Stella Scott’s An Invitation to Dream, a series commissioned by NOWNESS in partnership with Moncler, follows Jeremy O Harris, Francesca Hayward, and Sumayya Vally in moments of creative inspiration
Behind the physical labour required of any artist – be it dancing, drawing, writing, sculpting, building, acting, or capturing the world through a lens – there’s a more imaginative, less tangible form of work we might call ‘dreaming’. Existing under the surface and inside the mind, this work is often difficult to describe to an outsider, or to justify as anything more than idleness or procrastination, but without it, the more visible products of the creative process probably wouldn’t even exist.
The South African architect Sumayya Vally discusses this dynamic while journeying between her studio and Whitechapel – an area that would inspire her Serpentine Pavilion in 2021 – in the third installation of An Invitation to Dream, a series of films directed by Stella Scott, commissioned by NOWNESS in partnership with Moncler. “I believe deeply in the process of procrastination and dreaming,” she says. “I was often described as someone whose head is in the clouds, or whose mind is in another world.” Turning these often-dismissive comments on their head, she adds that this tendency to dream has always been a foundation for her work: “If we can imagine a world we can create it.”
Curated by Jefferson Hack to coincide with Milan Design Week 2024, the immersive exhibition An Invitation to Dream was presented by Moncler at Milano Centrale station this year, spotlighting 12 preeminent creatives in a celebration of dream states as a passage to creativity. Extending this show, Scott’s film series of the same name with Moncler hones in on three of these creatives – Vally, playwright Jeremy O Harris, and ballet dancer Francesca Hayward – and follows them through the moments where inspiration, or dreaming, takes place.
“Dreaming is a key part of any creative process and I wanted to capture the moment it happens, when we sleep, when we daydream, and when our minds wander as we travel through our everyday life,” Scott tells AnOther. In this sense, the films come together to offer an expansive sense of the artistic dreamlife, from Hayward’s dancing literally going beyond her waking life, to the sprawling, unedited thought process of Harris as he sits in on rehearsals ahead of Slave Play’s opening night in London. “As Frankie sleeps, Jeremy daydreams and Sumayya loses herself in thought,” adds Scott, “I wanted the audience to be as close as they could possibly be to the genesis of their creativity.”
For the filmmaker, this also meant getting close to each artists’ creative process herself – luckily, she says that they were all confident in pulling back the curtain and demystifying their work. While unique as individual artists, they were also “surprisingly united” in their attitude and work ethic. “They all had a dream and they all worked incredibly hard to manifest it,” Scott adds. “They understood that they had to inhabit all facets of their chosen profession, the disappointments and moments of perceived failure alongside the rewards, in order to find true growth. They did it because they loved ... They didn’t seem to expect anything for anyone, just from themselves.”

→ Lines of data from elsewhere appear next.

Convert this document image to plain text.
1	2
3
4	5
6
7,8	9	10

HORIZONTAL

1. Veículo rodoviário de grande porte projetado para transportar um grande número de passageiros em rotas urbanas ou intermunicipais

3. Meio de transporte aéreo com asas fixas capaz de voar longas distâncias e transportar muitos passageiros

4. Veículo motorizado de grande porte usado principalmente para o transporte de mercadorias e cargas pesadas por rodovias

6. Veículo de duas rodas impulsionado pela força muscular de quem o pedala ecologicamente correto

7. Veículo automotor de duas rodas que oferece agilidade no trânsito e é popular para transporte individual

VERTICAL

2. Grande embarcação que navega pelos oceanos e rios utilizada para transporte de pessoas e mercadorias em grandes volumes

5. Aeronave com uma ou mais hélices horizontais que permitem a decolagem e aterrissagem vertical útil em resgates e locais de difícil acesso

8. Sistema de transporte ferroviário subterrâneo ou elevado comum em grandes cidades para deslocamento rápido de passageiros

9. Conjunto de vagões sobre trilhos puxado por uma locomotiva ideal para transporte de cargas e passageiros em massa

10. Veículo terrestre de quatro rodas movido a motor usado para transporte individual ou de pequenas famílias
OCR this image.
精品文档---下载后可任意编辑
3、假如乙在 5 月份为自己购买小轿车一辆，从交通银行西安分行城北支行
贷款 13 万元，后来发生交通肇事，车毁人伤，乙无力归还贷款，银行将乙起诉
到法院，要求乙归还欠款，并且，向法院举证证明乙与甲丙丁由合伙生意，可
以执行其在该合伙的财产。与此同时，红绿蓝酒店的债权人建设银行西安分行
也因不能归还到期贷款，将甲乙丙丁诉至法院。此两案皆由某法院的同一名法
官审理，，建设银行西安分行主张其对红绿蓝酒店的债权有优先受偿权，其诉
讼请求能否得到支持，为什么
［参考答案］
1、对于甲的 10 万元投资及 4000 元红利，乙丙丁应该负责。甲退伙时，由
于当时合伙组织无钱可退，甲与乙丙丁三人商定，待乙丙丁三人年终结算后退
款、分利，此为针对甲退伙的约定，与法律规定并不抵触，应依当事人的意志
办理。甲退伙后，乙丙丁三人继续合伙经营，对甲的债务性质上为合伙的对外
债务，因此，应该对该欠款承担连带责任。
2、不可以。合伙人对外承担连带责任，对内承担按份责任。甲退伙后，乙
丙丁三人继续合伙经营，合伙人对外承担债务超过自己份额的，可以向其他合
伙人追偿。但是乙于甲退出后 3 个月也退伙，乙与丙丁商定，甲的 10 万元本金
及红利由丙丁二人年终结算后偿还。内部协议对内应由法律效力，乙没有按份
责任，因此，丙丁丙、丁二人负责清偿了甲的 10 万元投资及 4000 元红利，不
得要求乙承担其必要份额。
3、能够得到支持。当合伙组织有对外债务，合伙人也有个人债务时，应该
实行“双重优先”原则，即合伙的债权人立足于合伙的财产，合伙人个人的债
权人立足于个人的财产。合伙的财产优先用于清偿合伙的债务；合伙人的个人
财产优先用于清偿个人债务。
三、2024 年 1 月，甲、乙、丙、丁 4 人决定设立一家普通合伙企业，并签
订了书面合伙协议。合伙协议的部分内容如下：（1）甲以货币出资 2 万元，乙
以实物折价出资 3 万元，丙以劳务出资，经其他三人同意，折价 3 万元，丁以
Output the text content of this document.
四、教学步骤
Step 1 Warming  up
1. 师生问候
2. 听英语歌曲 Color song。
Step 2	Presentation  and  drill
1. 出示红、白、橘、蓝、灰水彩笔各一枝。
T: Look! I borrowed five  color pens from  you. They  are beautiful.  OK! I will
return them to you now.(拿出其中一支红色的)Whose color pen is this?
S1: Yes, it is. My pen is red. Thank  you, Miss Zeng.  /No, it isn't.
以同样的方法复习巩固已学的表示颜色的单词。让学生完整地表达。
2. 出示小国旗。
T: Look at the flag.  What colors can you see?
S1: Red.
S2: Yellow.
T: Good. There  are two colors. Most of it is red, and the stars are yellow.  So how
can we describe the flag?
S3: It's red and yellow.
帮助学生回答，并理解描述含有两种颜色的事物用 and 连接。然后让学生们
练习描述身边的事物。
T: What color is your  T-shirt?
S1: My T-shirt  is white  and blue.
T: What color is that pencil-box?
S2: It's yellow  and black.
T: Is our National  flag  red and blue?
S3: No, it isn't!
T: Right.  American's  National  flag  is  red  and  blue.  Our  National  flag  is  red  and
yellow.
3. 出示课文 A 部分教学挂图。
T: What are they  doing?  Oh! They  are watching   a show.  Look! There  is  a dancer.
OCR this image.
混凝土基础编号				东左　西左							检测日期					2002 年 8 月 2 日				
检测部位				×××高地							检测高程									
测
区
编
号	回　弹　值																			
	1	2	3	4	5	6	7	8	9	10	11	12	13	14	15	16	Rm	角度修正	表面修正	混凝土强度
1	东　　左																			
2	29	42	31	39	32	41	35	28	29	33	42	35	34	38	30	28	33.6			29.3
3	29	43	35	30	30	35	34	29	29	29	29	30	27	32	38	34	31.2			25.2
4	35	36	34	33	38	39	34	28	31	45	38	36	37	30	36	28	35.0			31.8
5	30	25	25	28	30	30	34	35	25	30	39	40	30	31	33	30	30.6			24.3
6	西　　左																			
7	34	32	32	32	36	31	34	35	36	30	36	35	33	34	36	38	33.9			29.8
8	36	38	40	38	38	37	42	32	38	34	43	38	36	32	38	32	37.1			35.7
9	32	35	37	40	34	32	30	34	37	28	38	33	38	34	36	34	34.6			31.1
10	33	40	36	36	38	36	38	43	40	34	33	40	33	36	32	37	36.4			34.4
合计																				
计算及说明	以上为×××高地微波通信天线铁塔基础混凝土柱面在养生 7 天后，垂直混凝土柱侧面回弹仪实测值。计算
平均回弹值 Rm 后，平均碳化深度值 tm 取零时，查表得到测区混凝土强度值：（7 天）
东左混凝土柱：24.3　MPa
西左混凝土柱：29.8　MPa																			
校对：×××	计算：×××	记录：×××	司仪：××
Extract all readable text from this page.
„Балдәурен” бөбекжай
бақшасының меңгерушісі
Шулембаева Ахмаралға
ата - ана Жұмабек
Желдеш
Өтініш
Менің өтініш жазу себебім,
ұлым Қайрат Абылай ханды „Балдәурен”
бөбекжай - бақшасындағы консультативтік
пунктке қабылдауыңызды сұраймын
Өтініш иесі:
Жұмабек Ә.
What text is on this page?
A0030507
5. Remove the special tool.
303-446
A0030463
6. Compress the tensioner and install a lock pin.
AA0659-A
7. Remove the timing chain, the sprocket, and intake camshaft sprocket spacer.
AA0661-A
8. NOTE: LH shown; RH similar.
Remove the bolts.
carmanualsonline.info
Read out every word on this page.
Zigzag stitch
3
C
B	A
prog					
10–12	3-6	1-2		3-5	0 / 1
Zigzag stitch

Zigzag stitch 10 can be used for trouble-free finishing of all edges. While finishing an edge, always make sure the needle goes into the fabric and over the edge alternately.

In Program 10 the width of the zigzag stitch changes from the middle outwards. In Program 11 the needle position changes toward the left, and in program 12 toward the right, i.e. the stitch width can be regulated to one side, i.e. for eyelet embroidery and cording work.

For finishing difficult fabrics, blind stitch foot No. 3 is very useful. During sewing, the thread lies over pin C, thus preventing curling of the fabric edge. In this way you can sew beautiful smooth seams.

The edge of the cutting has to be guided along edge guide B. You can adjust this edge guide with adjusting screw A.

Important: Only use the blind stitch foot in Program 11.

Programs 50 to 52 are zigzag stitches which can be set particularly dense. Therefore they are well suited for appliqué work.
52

In the spirit of the films, of course, each of these successful creatives also did a lot to dispel the myth that daydreaming is a waste of time, or even that an artist has to suffer to make something great. Harris and Vally, for instance, described “filling their minds with research and inspiration” and then waiting for an idea to appear out of the melange. Similarly, Hayward spoke about familiarising herself with all the elements of a dance – the story, character, music, and choreography – until her version of the role appeared to her. “There were these unspoken feelings of trust and faith,” notes Scott, “that seemed fundamental in bringing the idea to life.”
Dreaming alone isn’t enough, of course, and Scott’s films also highlight vital elements of the real world that feed into an artist’s practice – both the physical and the imaginary – from friends and collaborators, to the geography of the places they work, to political concerns and visual stimuli. All of these coexist, the filmmaker says, and we shouldn’t let them halt the creative process, but instead acknowledge that they feed into it and help dreams come to fruition. “We shouldn’t imagine that we need consecutive hours, days, weeks to put something together,” she explains. “I don’t mean to belittle the creative process, but I don’t think we should imagine it [to be] as hard as we sometimes do, and then put it off for some future window of sacred time. Life is of course all-consuming [...] but we can keep the conversation running at all times with our creative selves and be alive to the possibility of an idea being made in any moment.”
An Invitation to Dream is a series commissioned by NOWNESS in partnership with Moncler.